Its inquiry aimed to "improve the experiences" of people accessing palliative and end of life care services in England, explained a spokesperson for the organisation. "National publications have described what people should be able to expect from palliative and end of life care, but they have also highlighted continued concerns about the delivery of services in England."
"Our national investigation findings echo those seen in national publications since 2004," HSIB national investigator Nick Woodier said in a press release. "Standards of holistic palliative and end of life care often fall below expectations and there has been limited progress in improvement."
Using the clinical case of a 77-year-old patient diagnosed with myxofibrosarcoma who required palliative care after his cancer returned after surgery and radiotherapy, HSIB investigators explored the delivery of palliative and end of life care in England. They emphasised that due to the scope of the investigation, the focus was on the palliative and end of life care components of the patient's care and not the diagnosis and treatment of his sarcoma.
The patient initially received specialist palliative care at home, but during the 9 days after assessment, his health deteriorated and his care team deemed it necessary for him to have his symptoms managed as an inpatient in the local community hospital, with a view to him returning home again. However, his health rapidly deteriorated and he remained at the community hospital until the end of his life.
Health and Care Services Inadequate
The investigation found that the patient's holistic care needs, and those of his family, were "not always met" by the services available to them. This seemed to be representative of the findings of the national investigation, that "individualised, equitable, and co-ordinated" palliative and end of life care were not consistently available.

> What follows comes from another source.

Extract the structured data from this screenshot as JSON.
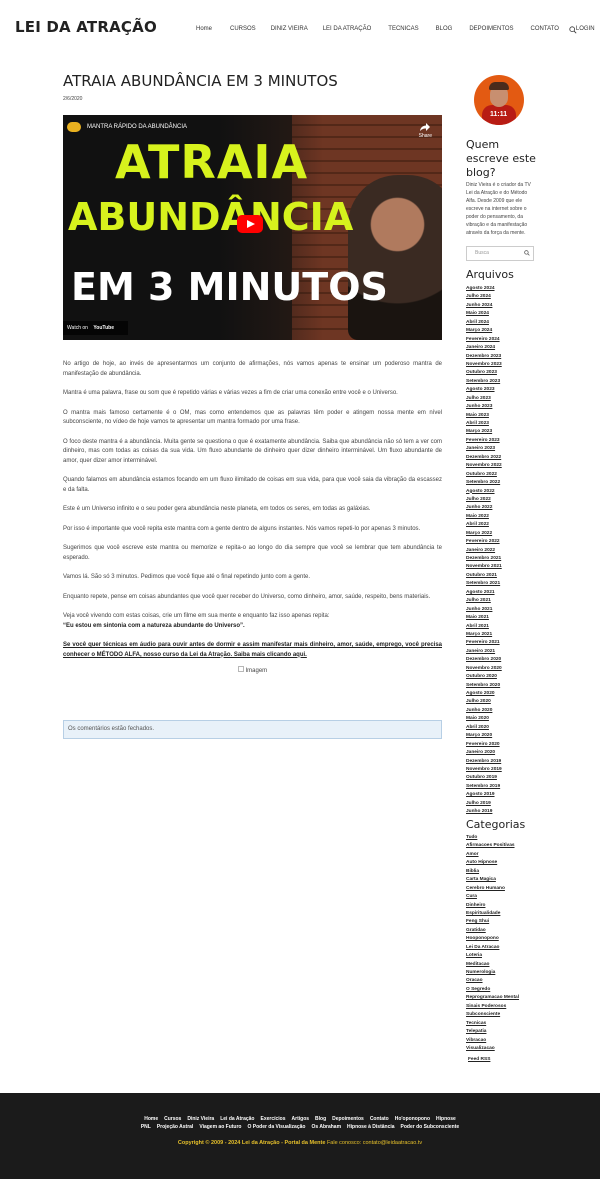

"We know that one in four people dies without the care and support they need," Ruth Driscoll, associate director policy and public affairs at Marie Curie, commented in an email to Medscape News UK. She was not involved in the investigation.

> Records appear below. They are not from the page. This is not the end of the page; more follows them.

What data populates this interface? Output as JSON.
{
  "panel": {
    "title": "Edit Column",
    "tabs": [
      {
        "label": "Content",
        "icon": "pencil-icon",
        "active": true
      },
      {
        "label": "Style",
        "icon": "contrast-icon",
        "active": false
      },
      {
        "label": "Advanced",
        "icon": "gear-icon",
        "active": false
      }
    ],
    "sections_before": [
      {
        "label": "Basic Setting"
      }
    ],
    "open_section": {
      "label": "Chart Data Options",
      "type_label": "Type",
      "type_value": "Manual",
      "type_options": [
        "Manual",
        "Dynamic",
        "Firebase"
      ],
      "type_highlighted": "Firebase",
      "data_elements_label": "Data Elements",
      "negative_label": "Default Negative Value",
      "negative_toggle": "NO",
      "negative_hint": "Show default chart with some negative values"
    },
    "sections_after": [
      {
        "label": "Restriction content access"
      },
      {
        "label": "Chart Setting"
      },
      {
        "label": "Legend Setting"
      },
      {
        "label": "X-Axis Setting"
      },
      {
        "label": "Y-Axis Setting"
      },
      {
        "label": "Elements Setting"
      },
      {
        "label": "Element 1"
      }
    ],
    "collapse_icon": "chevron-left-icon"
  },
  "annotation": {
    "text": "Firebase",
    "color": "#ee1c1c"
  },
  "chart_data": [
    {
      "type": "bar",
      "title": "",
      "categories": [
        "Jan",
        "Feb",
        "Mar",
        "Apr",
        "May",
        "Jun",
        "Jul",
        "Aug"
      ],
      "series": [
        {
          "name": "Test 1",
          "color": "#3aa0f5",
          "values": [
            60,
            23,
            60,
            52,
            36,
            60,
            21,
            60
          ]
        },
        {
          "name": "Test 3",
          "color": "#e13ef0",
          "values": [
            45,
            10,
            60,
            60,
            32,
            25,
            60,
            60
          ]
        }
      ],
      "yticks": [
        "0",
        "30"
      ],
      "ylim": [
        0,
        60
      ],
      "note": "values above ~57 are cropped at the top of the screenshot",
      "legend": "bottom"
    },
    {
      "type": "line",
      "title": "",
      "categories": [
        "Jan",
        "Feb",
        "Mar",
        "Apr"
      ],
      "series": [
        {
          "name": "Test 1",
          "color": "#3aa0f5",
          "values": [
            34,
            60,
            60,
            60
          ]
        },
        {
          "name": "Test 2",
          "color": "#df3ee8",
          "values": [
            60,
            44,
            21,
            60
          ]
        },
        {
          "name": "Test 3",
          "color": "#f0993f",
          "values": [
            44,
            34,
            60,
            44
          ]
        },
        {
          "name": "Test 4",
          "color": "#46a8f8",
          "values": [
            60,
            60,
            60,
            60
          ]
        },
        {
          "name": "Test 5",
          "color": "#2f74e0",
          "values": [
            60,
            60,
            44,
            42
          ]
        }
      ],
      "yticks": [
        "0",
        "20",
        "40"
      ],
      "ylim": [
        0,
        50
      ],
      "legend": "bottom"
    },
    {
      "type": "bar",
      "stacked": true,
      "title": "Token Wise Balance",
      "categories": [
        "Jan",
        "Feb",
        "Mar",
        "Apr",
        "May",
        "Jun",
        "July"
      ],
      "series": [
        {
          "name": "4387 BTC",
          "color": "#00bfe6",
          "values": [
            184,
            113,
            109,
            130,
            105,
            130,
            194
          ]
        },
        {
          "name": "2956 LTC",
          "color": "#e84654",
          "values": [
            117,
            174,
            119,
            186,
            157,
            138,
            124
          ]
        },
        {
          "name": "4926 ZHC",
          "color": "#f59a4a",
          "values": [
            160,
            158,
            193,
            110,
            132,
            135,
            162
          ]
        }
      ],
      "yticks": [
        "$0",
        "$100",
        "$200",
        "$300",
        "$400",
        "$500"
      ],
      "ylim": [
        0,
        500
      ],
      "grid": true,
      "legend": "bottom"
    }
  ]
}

The availability of palliative and end of life care across England was "variable and inequitable", the HSIB warns in its report, and points out that there is "no stated minimum standard" for palliative and end of life care that all people must be able to access.
Assessments for palliative and end of life care tended to focus more on physical care needs, the HSIB investigation found, but less attention was paid to identifying, understanding, and addressing other care needs, particularly psychological needs.

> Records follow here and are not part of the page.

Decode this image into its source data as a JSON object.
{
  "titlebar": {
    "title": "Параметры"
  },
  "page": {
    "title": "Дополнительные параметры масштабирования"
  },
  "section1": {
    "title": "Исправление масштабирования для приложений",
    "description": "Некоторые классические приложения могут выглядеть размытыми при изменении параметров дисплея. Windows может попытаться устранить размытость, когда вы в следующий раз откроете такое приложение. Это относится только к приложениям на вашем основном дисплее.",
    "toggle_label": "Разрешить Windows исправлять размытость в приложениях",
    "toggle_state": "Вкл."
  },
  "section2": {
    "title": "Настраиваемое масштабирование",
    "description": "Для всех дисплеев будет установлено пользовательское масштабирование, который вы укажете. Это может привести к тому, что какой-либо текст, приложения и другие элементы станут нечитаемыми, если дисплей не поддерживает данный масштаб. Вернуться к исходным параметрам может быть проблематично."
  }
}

Earlier this month, a prospective UK-wide evaluation of the care provided to people dying in hospital without specialist palliative and end-of-life care input found that most patients dying in hospitals had unmet needs, and that even for the 57% of patients with an end-of-life care plan, this was "not enough to independently guarantee the provision of holistic care".
The HSIB investigation also found:
- Limited information to help the public and health and care staff to identify, access, and understand the roles of different aspects of palliative and end of life care, with variation in words and definitions
- Palliative and end of life care services are not always able to proactively plan care for people whose condition will deteriorate because of limited inpatient palliative and end of life care and the unpredictability of some diagnoses
- Limited, specific guidance available to support integrated care boards to identify the palliative and end of life care needs of their populations
- Limited support available for health and care professionals to have honest conversations with people around what to expect and how to plan for the end of life
Mr Woodier acknowledged that conversations about death and end of life care were "challenging and emotive", but emphasised how it was "crucial" that health and care professionals could discuss the needs and expectations with their patients and families.
The HSIB made a number of safety recommendations to NHS England, aimed at improving the delivery of palliative and end of life care. These focused on developing data sets to support understanding by integrated care boards (ICBs) of their demographic need, developing minimum expected service levels regardless of where patients live in the country, and building a workforce with specialist capacity.
ICBs were also provided with recommendations by the HSIB. These included identifying and describing the palliative and end of life care services available in their areas to provide the public and health and care professionals with accessible and accurate information about available services, and collaboration between health and care organisations to define clear routes of support for people in and out of normal working hours to ensure they know how to access help for palliative care and end of life needs.
"Our investigation has highlighted an urgent gap and has shown where more can be done to ensure those at the end of their life are given holistic, consistent, and compassionate care," Mr Woodier declared.
"We recognise that provision of palliative and end of life care is complex, with multiple organisations involved," he stressed, adding that the need for high standards of palliative care would "only increase" as the population grows and people live longer.
"The Government must act urgently and radically to ensure that dying people are able to access safe and high-quality care on a 24/7 basis," commented Ms Driscoll. "Otherwise, by the time the NHS turns 100, it will be overwhelmed," she warned.